In August 1866, Dally accompanied the governor of Vancouver Island, Arthur Edward Kennedy, aboard HMS Scout on its circumnavigation tour of Vancouver Island with stops to inspect local villages. On the west coast, he only managed to produce two negatives, but on the eastern side he had better results, photographing at Fort Rupert, Comox, Cowichan, and Nanaimo. At Cowichan he took a pair of photographs of salmon weirs which are the earliest examples known. In a view taken in the same locality, the full range of Dally's compositional powers can be seen in his depiction of a Coast SalishQuamichan village. Two years later in 1868, he made a month-long trip up the Cariboo Road to the gold-rush town of Barkerville, photographing the route as well as the mining claims.
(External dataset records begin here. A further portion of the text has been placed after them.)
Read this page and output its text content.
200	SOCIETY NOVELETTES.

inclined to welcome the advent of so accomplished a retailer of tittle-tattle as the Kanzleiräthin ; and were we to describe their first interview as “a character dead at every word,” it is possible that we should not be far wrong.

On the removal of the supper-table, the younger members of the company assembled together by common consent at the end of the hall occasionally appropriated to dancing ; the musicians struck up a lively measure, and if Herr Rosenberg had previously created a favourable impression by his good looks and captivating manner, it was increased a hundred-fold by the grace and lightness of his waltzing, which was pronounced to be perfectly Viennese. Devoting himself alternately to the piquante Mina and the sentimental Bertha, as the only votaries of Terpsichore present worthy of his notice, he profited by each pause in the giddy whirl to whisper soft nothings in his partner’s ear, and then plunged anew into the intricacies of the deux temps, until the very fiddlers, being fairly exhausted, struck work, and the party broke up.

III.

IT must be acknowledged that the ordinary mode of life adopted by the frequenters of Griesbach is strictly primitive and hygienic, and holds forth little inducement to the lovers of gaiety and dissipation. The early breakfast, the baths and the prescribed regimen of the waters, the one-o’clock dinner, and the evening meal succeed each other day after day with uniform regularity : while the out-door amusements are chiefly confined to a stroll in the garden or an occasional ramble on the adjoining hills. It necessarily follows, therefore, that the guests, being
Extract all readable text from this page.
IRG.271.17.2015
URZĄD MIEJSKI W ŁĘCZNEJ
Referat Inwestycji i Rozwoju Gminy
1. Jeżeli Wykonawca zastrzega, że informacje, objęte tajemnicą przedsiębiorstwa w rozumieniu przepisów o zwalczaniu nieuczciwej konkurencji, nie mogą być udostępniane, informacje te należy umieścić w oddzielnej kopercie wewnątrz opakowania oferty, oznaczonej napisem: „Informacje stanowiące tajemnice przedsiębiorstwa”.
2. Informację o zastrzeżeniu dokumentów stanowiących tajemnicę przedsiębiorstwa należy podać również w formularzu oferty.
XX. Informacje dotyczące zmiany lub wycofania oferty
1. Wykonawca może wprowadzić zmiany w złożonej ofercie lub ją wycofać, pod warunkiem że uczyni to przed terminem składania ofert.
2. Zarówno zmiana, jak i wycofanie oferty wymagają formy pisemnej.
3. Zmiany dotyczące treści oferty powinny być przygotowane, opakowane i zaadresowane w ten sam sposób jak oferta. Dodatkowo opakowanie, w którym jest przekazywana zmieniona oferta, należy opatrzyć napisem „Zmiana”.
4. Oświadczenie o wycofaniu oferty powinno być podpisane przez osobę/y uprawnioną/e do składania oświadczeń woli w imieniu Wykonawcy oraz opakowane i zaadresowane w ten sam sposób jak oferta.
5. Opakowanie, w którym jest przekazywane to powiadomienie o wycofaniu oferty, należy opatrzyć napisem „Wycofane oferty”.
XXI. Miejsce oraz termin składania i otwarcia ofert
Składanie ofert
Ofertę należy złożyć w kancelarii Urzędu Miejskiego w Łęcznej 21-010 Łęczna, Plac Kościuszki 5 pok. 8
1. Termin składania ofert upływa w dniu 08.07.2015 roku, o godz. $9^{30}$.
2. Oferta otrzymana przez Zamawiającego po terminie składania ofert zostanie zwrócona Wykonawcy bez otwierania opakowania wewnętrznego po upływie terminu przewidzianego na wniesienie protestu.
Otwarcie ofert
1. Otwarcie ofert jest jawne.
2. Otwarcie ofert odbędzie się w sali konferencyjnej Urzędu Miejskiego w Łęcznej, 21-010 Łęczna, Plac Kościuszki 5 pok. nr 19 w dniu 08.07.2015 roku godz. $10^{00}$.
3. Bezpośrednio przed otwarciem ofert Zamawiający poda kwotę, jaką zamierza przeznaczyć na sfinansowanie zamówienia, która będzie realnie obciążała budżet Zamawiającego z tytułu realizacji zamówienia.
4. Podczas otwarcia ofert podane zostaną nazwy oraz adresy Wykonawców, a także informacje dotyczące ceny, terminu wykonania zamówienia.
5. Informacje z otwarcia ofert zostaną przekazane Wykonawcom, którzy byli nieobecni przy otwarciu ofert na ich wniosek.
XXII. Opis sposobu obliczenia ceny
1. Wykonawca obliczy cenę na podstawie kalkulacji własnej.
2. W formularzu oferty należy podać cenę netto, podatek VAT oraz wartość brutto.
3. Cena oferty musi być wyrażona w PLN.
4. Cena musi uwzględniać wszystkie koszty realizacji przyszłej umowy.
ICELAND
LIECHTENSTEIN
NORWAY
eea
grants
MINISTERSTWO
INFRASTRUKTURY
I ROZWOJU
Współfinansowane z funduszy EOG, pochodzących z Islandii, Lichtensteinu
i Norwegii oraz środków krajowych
The following year he returned to Barkerville, this time building a studio, only to see it destroyed a few weeks later in the fire that engulfed the town on September 16, 1868. Dally's manuscript is the only surviving written account of the disaster. Less than two months later he was back in Victoria, where he continued to photograph until September 1870 when he sold his gallery to the Green Brothers, a local firm. Sometime thereafter, his glass-plate negatives and probably his stock of prints passed into the hands of the Victoria photographers Richard and Hannah Maynard, who then sold Dally's images under their own imprints.
Later years
Dally left Victoria in 1870 to study dentistry in Philadelphia, and two years later, he returned to England where he practiced dental surgery until his retirement at age 71. His interest in British Columbia never waned, and he offered his expertise and collections to the Royal Geographical Society and the British Museum. In 1883 he presented an album of his British Columbia views to Queen Victoria. He died in Wolverhampton on July 28, 1914.
Reputation
Dally is considered to have taken some of the finest Canadian photographs of the 1860s, and in particular his work in the Cariboo goldfields and Barkerville is thought to be outstanding. According to the foremost authority on Dally, Joan Schwartz, "his visual record of the beginnings of British Columbia surpassed those of his contemporaries in artistic ability, technical skill and market appeal." Many of his views were used as the basis of engravings for the pictorial press, and his photographs of wagons being pulled by ten-mule teams over the Cariboo Road have been used to illustrate books on the history of British Columbia.